Dad’s gone and that’s right and as it should be, but maybe he’s not so far away.
Our friend Rick Thyne spoke at the small family graveside service for Dad as we said our final goodbyes. Rick introduced me and the rest of us to a wonderful concept, one that speaks of deep spiritual living.
“At my church when I was a kid,” he said, “we had a balcony that wrapped around the building and you could look up and see the people you cared about.” They were the people urging him on, encouraging him when he had to lead a prayer or give a talk or elucidate some spiritual practice. Talk about a prayer circle!

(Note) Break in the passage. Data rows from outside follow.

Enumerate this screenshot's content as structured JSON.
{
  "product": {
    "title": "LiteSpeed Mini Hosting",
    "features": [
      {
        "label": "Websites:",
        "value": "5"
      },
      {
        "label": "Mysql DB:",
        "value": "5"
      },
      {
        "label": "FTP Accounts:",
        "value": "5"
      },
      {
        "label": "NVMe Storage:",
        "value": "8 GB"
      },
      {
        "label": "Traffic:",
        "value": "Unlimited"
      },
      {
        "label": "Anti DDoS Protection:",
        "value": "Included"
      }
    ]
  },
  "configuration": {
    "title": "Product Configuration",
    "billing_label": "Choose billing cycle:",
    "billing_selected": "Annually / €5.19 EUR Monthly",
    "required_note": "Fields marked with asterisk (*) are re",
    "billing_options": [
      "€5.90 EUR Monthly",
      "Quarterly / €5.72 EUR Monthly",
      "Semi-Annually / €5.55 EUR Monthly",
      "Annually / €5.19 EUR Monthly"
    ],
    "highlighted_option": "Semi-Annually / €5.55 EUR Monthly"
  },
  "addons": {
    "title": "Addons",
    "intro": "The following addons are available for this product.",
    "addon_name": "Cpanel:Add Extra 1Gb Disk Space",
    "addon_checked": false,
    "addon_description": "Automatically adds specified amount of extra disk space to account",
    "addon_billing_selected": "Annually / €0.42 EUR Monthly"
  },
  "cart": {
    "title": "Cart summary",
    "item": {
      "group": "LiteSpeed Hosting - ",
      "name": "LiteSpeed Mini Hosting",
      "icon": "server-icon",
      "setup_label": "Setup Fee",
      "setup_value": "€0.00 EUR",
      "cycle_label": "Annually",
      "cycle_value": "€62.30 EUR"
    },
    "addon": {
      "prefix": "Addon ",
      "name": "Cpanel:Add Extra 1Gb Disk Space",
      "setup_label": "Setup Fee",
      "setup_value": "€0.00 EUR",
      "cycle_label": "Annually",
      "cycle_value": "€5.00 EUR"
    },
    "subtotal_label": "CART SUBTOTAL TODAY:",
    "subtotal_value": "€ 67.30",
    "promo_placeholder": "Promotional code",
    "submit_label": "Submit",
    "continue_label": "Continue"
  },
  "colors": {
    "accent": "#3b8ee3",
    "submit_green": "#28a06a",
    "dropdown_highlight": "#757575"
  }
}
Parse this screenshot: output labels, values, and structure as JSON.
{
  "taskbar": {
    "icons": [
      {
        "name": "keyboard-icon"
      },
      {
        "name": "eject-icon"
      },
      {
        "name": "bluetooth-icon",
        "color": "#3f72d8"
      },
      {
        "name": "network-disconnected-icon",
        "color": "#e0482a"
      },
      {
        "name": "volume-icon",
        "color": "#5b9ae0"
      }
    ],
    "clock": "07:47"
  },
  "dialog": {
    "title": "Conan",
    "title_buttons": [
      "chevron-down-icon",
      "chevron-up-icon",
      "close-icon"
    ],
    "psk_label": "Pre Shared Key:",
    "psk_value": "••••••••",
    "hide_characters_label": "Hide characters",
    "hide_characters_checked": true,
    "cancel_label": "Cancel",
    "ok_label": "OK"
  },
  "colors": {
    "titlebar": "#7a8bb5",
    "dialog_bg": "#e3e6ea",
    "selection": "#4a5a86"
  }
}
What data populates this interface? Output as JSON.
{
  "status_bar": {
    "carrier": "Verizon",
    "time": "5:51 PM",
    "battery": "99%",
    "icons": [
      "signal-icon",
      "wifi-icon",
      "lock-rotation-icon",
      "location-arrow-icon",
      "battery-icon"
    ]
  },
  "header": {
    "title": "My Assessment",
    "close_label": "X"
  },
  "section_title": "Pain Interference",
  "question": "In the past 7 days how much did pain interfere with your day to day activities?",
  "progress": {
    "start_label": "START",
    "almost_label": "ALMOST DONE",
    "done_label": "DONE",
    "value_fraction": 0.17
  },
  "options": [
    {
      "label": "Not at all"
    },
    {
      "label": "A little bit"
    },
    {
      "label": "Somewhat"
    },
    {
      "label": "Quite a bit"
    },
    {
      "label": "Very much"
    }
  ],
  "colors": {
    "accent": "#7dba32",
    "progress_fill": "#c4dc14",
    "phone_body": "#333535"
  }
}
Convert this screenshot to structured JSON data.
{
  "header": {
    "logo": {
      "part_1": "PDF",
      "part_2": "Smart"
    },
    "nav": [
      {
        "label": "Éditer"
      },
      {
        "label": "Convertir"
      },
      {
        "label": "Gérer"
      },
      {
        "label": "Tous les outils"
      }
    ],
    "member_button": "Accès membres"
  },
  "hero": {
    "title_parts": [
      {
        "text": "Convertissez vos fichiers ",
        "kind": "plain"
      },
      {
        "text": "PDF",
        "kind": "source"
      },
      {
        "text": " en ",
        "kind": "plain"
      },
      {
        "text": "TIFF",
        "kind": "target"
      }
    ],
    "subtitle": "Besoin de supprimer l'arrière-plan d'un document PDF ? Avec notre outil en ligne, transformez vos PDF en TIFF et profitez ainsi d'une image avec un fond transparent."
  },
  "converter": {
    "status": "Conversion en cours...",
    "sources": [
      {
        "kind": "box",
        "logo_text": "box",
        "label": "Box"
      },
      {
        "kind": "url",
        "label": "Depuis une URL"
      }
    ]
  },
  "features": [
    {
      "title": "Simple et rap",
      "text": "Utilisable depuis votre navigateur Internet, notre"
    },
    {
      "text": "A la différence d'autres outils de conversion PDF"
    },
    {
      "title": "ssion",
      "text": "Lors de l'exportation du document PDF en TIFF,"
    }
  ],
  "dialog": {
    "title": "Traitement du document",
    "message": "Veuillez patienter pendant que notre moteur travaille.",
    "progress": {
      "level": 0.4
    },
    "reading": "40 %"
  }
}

“They were my balcony people,” he said, “and when some loved one dies I feel like they become balcony people in my life, cheering me on, wishing me well, commiserating with me when I fail or feel sad.”
Dad’s gone and that’s right and as it should be, but maybe he’s not so far away. In the last few years he was so weak and in pain that he couldn’t just pick up the phone and call, but now I can hear him call every time the phone rings. He’ll ask about what’s happening at work or what’s going on with the family and how am I doing. “Hi!” he’ll bark into the phone and he’ll say at the end, as he did at the end of every phone call: “Love ya.”
I’m letting him go. But he’s not far away. He’s up there in the front row of the balcony somewhere telling me, “Love ya.”